Accenture Ltd. is reducing its staff by approximately 1,500, or about 2 percent of the its global work force, the company announced Aug. 17. It also is expanding its new sabbatical program to temporarily idle about 1,000 employees in Europe and Asia.

The Hamilton, Bermuda, management and information technology consulting firm employs more than 75,000 in 46 countries.


The permanent staff reduction will affect about 1,000 consulting personnel, mostly in the United States, and about 500 support personnel worldwide.

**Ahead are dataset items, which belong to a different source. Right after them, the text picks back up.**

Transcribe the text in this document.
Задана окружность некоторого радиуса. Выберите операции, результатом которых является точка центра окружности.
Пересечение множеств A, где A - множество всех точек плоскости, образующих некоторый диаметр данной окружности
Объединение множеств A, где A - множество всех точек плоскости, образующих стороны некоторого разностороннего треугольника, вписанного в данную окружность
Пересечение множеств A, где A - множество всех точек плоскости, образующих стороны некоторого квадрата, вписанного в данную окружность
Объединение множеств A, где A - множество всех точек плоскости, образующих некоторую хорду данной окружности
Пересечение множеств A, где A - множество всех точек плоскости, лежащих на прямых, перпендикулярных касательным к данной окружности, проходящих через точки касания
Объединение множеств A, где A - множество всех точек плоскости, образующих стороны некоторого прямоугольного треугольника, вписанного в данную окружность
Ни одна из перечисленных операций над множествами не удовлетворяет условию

The company also will delay the start dates of about 1,000 new consultants, said chief financial officer Harry You in an Aug. 17 conference call with financial analysts.

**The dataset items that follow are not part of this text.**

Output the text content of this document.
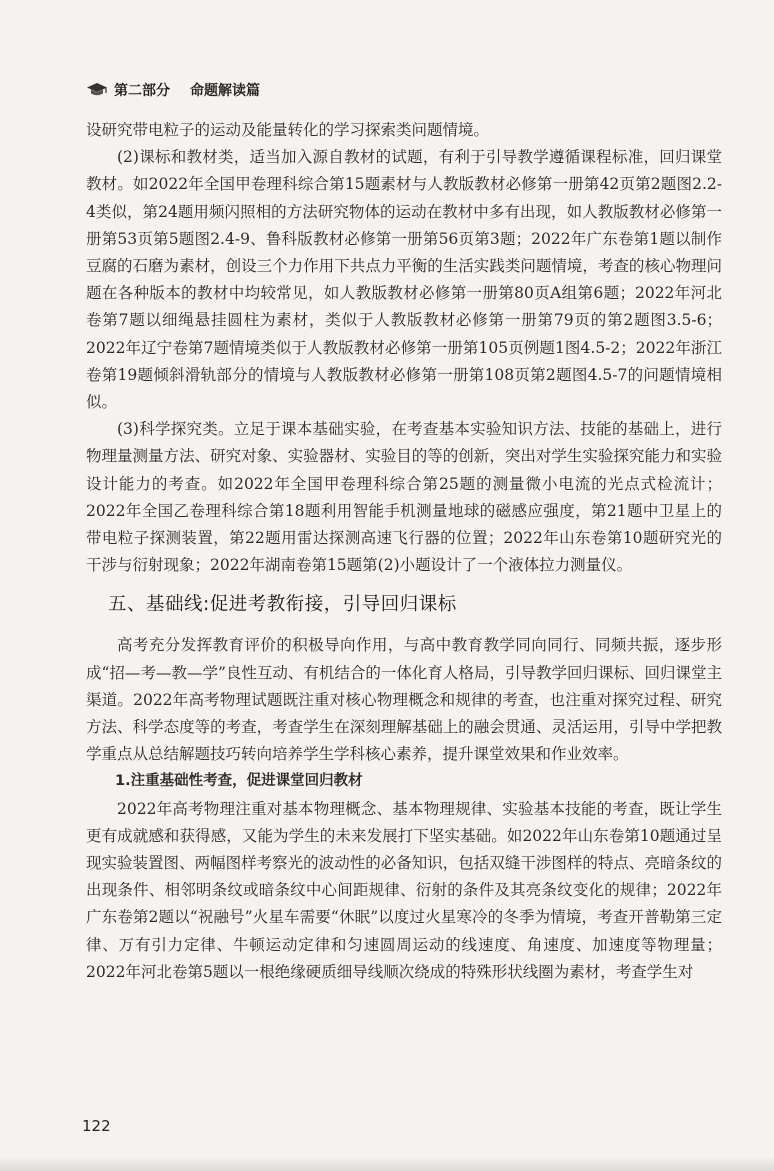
第二部分 命题解读篇

设研究带电粒子的运动及能量转化的学习探索类问题情境。

(2)课标和教材类，适当加入源自教材的试题，有利于引导教学遵循课程标准，回归课堂教材。如2022年全国甲卷理科综合第15题素材与人教版教材必修第一册第42页第2题图2.2-4类似，第24题用频闪照相的方法研究物体的运动在教材中多有出现，如人教版教材必修第一册第53页第5题图2.4-9、鲁科版教材必修第一册第56页第3题；2022年广东卷第1题以制作豆腐的石磨为素材，创设三个力作用下共点力平衡的生活实践类问题情境，考查的核心物理问题在各种版本的教材中均较常见，如人教版教材必修第一册第80页A组第6题；2022年河北卷第7题以细绳悬挂圆柱为素材，类似于人教版教材必修第一册第79页的第2题图3.5-6；2022年辽宁卷第7题情境类似于人教版教材必修第一册第105页例题1图4.5-2；2022年浙江卷第19题倾斜滑轨部分的情境与人教版教材必修第一册第108页第2题图4.5-7的问题情境相似。

(3)科学探究类。立足于课本基础实验，在考查基本实验知识方法、技能的基础上，进行物理量测量方法、研究对象、实验器材、实验目的等的创新，突出对学生实验探究能力和实验设计能力的考查。如2022年全国甲卷理科综合第25题的测量微小电流的光点式检流计；2022年全国乙卷理科综合第18题利用智能手机测量地球的磁感应强度，第21题中卫星上的带电粒子探测装置，第22题用雷达探测高速飞行器的位置；2022年山东卷第10题研究光的干涉与衍射现象；2022年湖南卷第15题第(2)小题设计了一个液体拉力测量仪。

五、基础线:促进考教衔接，引导回归课标

高考充分发挥教育评价的积极导向作用，与高中教育教学同向同行、同频共振，逐步形成“招—考—教—学”良性互动、有机结合的一体化育人格局，引导教学回归课标、回归课堂主渠道。2022年高考物理试题既注重对核心物理概念和规律的考查，也注重对探究过程、研究方法、科学态度等的考查，考查学生在深刻理解基础上的融会贯通、灵活运用，引导中学把教学重点从总结解题技巧转向培养学生学科核心素养，提升课堂效果和作业效率。

1.注重基础性考查，促进课堂回归教材

2022年高考物理注重对基本物理概念、基本物理规律、实验基本技能的考查，既让学生更有成就感和获得感，又能为学生的未来发展打下坚实基础。如2022年山东卷第10题通过呈现实验装置图、两幅图样考察光的波动性的必备知识，包括双缝干涉图样的特点、亮暗条纹的出现条件、相邻明条纹或暗条纹中心间距规律、衍射的条件及其亮条纹变化的规律；2022年广东卷第2题以“祝融号”火星车需要“休眠”以度过火星寒冷的冬季为情境，考查开普勒第三定律、万有引力定律、牛顿运动定律和匀速圆周运动的线速度、角速度、加速度等物理量；2022年河北卷第5题以一根绝缘硬质细导线顺次绕成的特殊形状线圈为素材，考查学生对

122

The actions are necessary because of the continuing slowdown in the global economy and Accenture's lowest attrition rate in years, said Joe Forehand, chairman and chief executive officer.

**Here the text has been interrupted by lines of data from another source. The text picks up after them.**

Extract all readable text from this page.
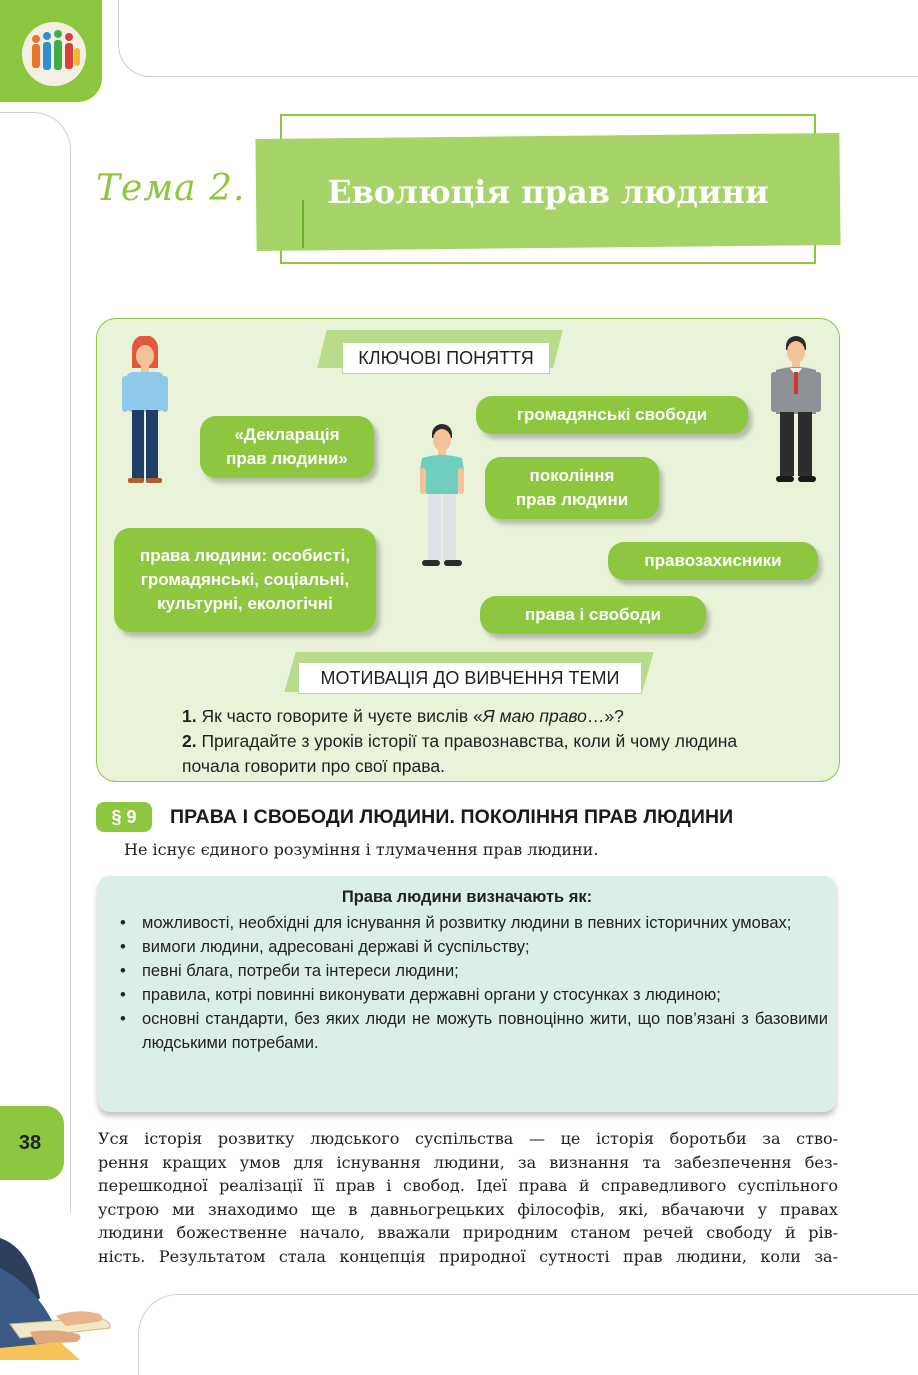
Тема 2.	Еволюція прав людини
КЛЮЧОВІ ПОНЯТТЯ
«Декларація
прав людини»
громадянські свободи
покоління
прав людини
права людини: особисті,
громадянські, соціальні,
культурні, екологічні
правозахисники
права і свободи
МОТИВАЦІЯ ДО ВИВЧЕННЯ ТЕМИ
1. Як часто говорите й чуєте вислів «Я маю право…»?
2. Пригадайте з уроків історії та правознавства, коли й чому людина почала говорити про свої права.
§ 9	ПРАВА І СВОБОДИ ЛЮДИНИ. ПОКОЛІННЯ ПРАВ ЛЮДИНИ
Не існує єдиного розуміння і тлумачення прав людини.
Права людини визначають як:
• можливості, необхідні для існування й розвитку людини в певних історичних умовах;
• вимоги людини, адресовані державі й суспільству;
• певні блага, потреби та інтереси людини;
• правила, котрі повинні виконувати державні органи у стосунках з людиною;
• основні стандарти, без яких люди не можуть повноцінно жити, що пов’язані з базовими людськими потребами.
38	Уся історія розвитку людського суспільства — це історія боротьби за ство-
рення кращих умов для існування людини, за визнання та забезпечення без-
перешкодної реалізації її прав і свобод. Ідеї права й справедливого суспільного
устрою ми знаходимо ще в давньогрецьких філософів, які, вбачаючи у правах
людини божественне начало, вважали природним станом речей свободу й рів-
ність. Результатом стала концепція природної сутності прав людини, коли за-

"With voluntary attrition rates in the low single digits in some parts of the world, and temporary excess capacity due to a shift in our business mix from shorter-term consulting projects to a greater focus on longer-term business transformation outsourcing, we are taking these actions after our normal annual budget review and management plan to ensure that our staffing levels are better balanced with client demand," Forehand said.


Accenture will see rapid, substantial cost savings associated with its personnel actions, You said, although he declined to state a specific dollar figure.


Expanding the FlexLeave sabbatical program to Europe and Asia will allow the company to manage its staff more effectively, Forehand said. Participating consultants receive 20 percent of their salaries and continuation of employer-provided benefits for six to 12 months.

Employees targeted for participation in the newest wave of the sabbatical program are working in Germany, the United Kingdom, Japan and Sweden, Director of Investor Relations Carol Meyer said during the conference call.


The sabbatical program was introduced in the United States in June and in Canada, Australia and New Zealand in July. More than 1,000 U.S. consultants and several hundred in Canada, Australia and New Zealand are participating, You said.


Accenture will expense most of the costs associated with these actions on its income statement in the fourth quarter ending Aug. 31, and will not take a restructuring charge, a company statement said. You said the cost would be about $50 million.


Accenture also announced that its board of directors voted to authorize the repurchase of up to $150 million worth of shares of its common stock from time to time in the open market. The timing and amount of any such repurchases will be at the discretion of the company and will be based on market conditions and other factors.

Accenture said the decision to authorize share repurchases reflects that it believes its shares are undervalued and represent an attractive investment opportunity as a result of market conditions. Accenture's stock closed Aug. 17 at $14.52, up from $14.05 the day before.